The powerful Gospel story of Jesus’ encounter with a Syro-Phoenician woman brings to mind the challenges we face today with accepting people of other faiths or no faith. If all the violence stemming from religious extremism hasn’t woken us up yet, then we are dangerously asleep. The world has become one village, one community, one family, and unless we begin to understand and accept each other more deeply, we will never be a world at peace. But what of Christ’s uniqueness? What about Christ’s claim that he is the (only) way, truth, and life and that nobody can come to God except through him? How can we view the truth of other religions in the light of Christ’s claim that he is the only way to the Father? Fr.
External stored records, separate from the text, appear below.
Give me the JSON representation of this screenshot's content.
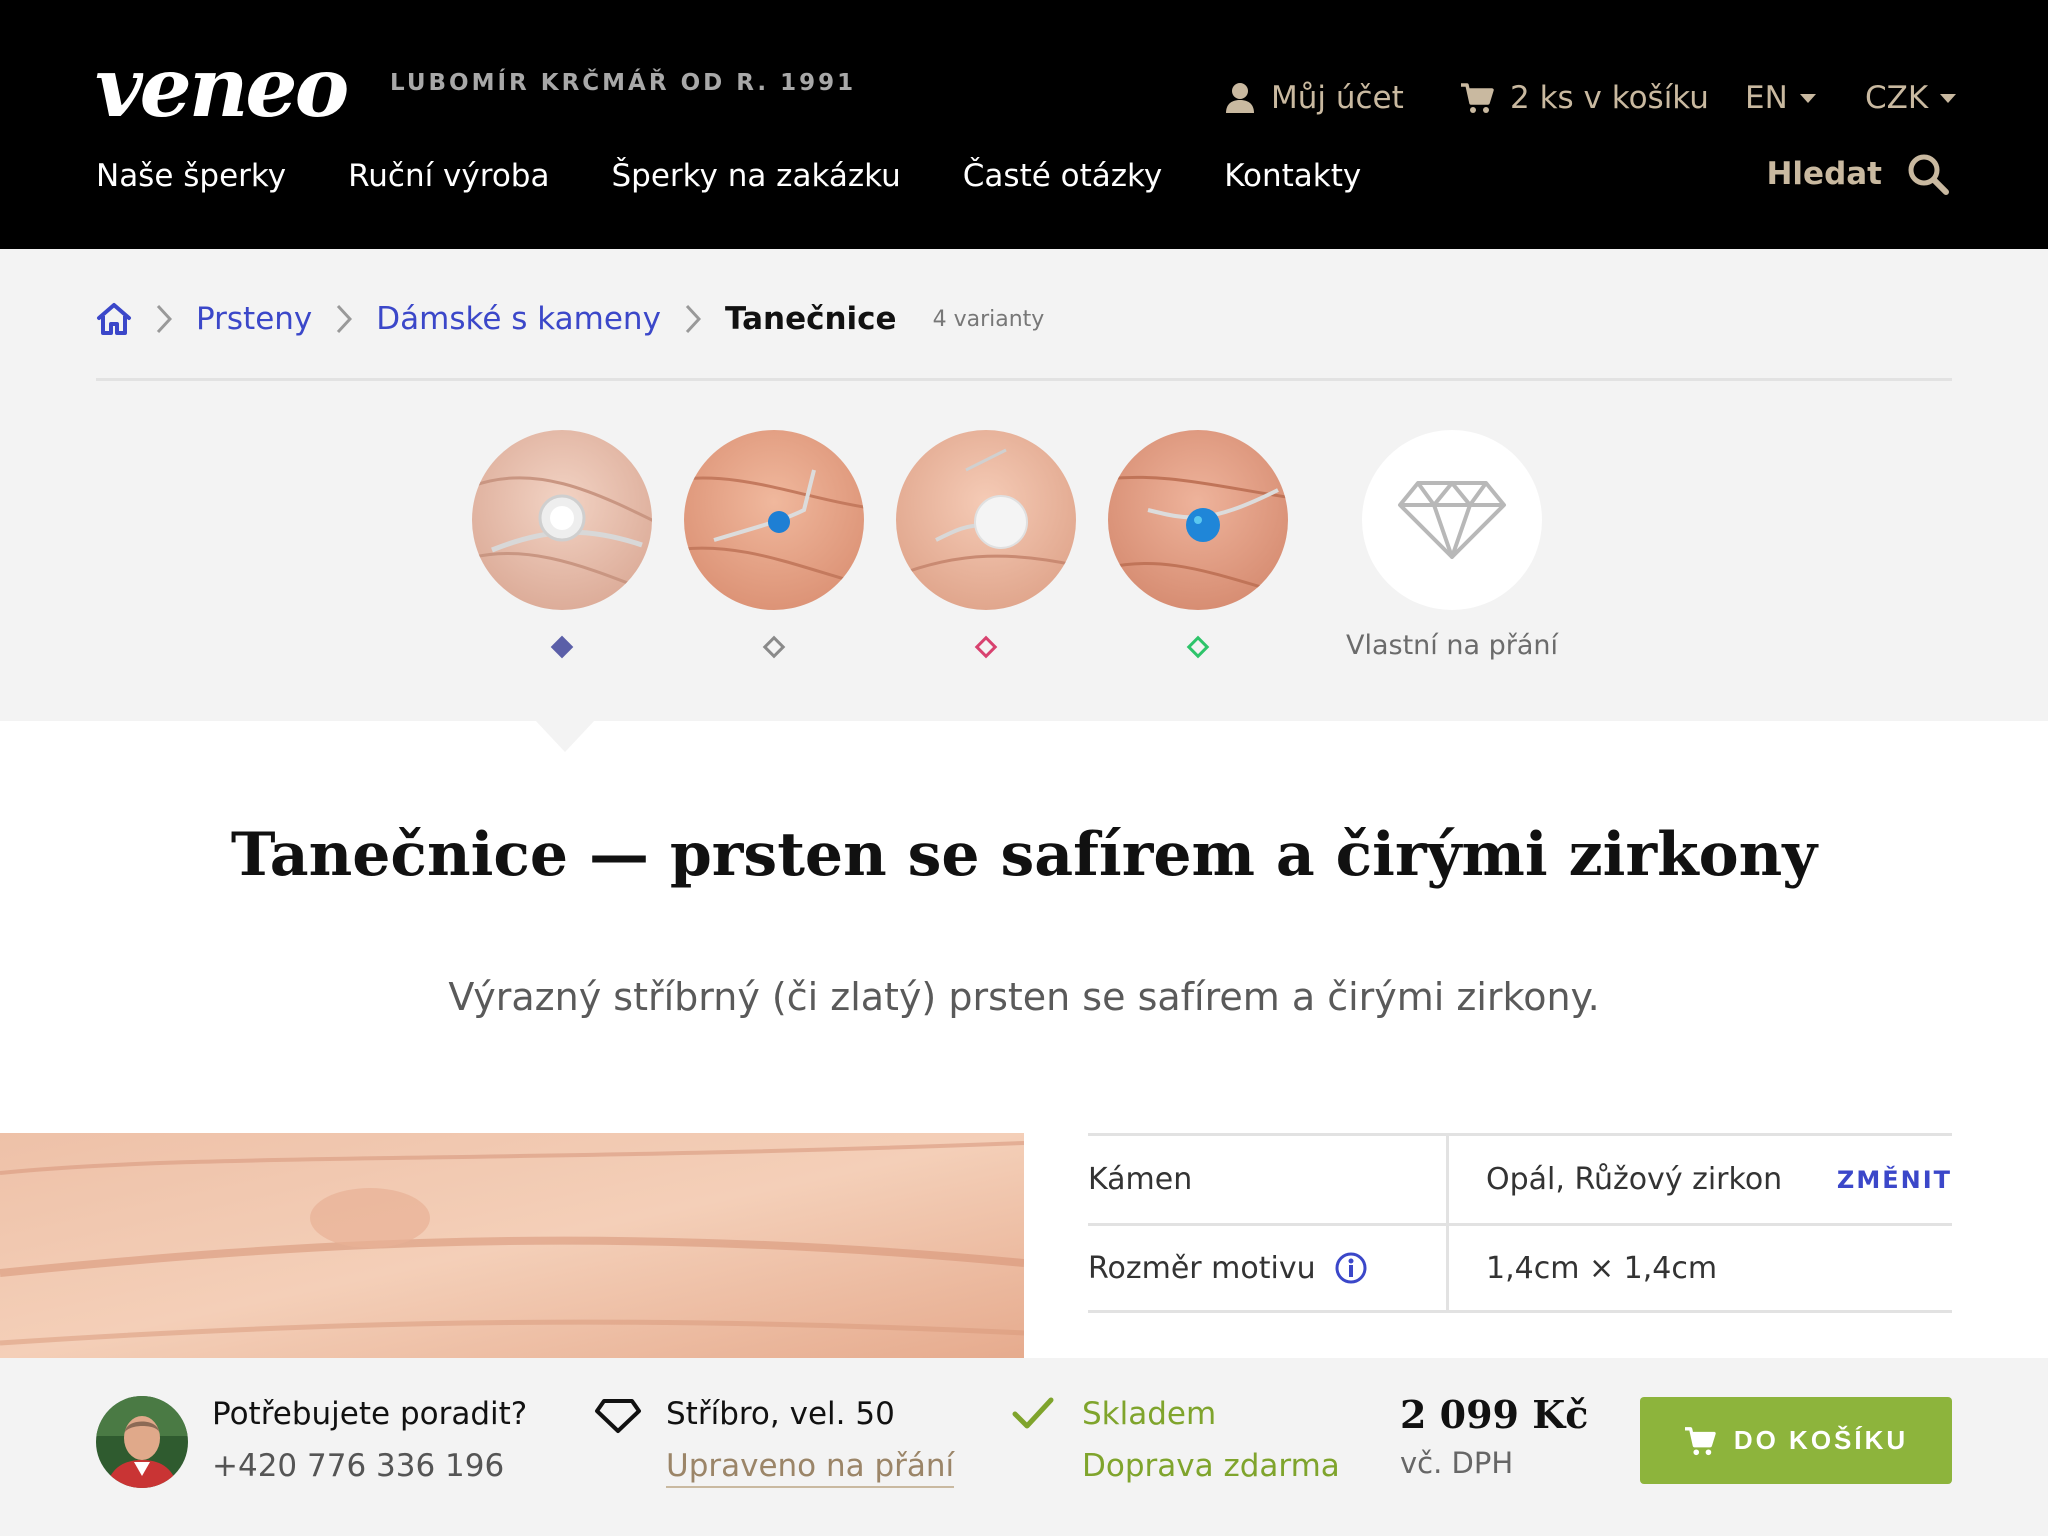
{
  "header": {
    "logo": "veneo",
    "tagline": "LUBOMÍR KRČMÁŘ OD R. 1991",
    "account": "Můj účet",
    "cart": "2 ks v košíku",
    "language": "EN",
    "currency": "CZK",
    "nav": [
      "Naše šperky",
      "Ruční výroba",
      "Šperky na zakázku",
      "Časté otázky",
      "Kontakty"
    ],
    "search": "Hledat"
  },
  "breadcrumb": {
    "items": [
      "Prsteny",
      "Dámské s kameny"
    ],
    "current": "Tanečnice",
    "variants": "4 varianty"
  },
  "variants": {
    "dot_colors": [
      "#5b5fa8",
      "#8a8a8a",
      "#d8426f",
      "#2ec46a"
    ],
    "custom_label": "Vlastní na přání"
  },
  "product": {
    "title": "Tanečnice — prsten se safírem a čirými zirkony",
    "subtitle": "Výrazný stříbrný (či zlatý) prsten se safírem a čirými zirkony."
  },
  "spec": {
    "rows": [
      {
        "label": "Kámen",
        "value": "Opál, Růžový zirkon",
        "action": "ZMĚNIT"
      },
      {
        "label": "Rozměr motivu",
        "value": "1,4cm × 1,4cm"
      }
    ]
  },
  "bottom_bar": {
    "help_question": "Potřebujete poradit?",
    "phone": "+420 776 336 196",
    "variant": "Stříbro, vel. 50",
    "custom": "Upraveno na přání",
    "stock": "Skladem",
    "shipping": "Doprava zdarma",
    "price": "2 099 Kč",
    "vat": "vč. DPH",
    "buy_label": "DO KOŠÍKU"
  },
  "colors": {
    "accent": "#3b47c9",
    "gold": "#c9b9a0",
    "green": "#8db43c"
  }
}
Ron Rolheiser writes that Christian theology (and Roman Catholic theology) has always accepted and proactively taught that the Mystery of Christ is much larger than what can be observed in the visible, historical enfolding of Christianity and the Christian churches in history. Christ is larger than our churches and operates outside of them, too. He still tells the church what Jesus once told his mother: “I must be about my Father’s business.” The Body of Christ, the full body of believers, has both a visible and invisible element. In explicit, baptized believers, we see the visible Body of Christ. However, at the same time, we acknowledge that there are countless others who, for all kinds of inculpable reasons, have not been explicitly baptized and do not profess an explicit faith in Christ but who, by the goodness of their hearts and actions, must be considered as kin to us in the faith. This may come as a surprise to some, but the dogmatic teaching of the Roman Catholic Church is that sincere persons in other religions can be saved without becoming Christians, and to teach the contrary is heresy. This is predicated on understanding the God we worship as Christians. The God whom Jesus incarnated wills the salvation of all people and is not indifferent to the sincere faith of billions of people throughout thousands of years. We dishonor our faith when we teach anything different. All of us are God’s children. In the end, there is only one God, and that God is the Father of all of us, which means all of us, irrespective of religion.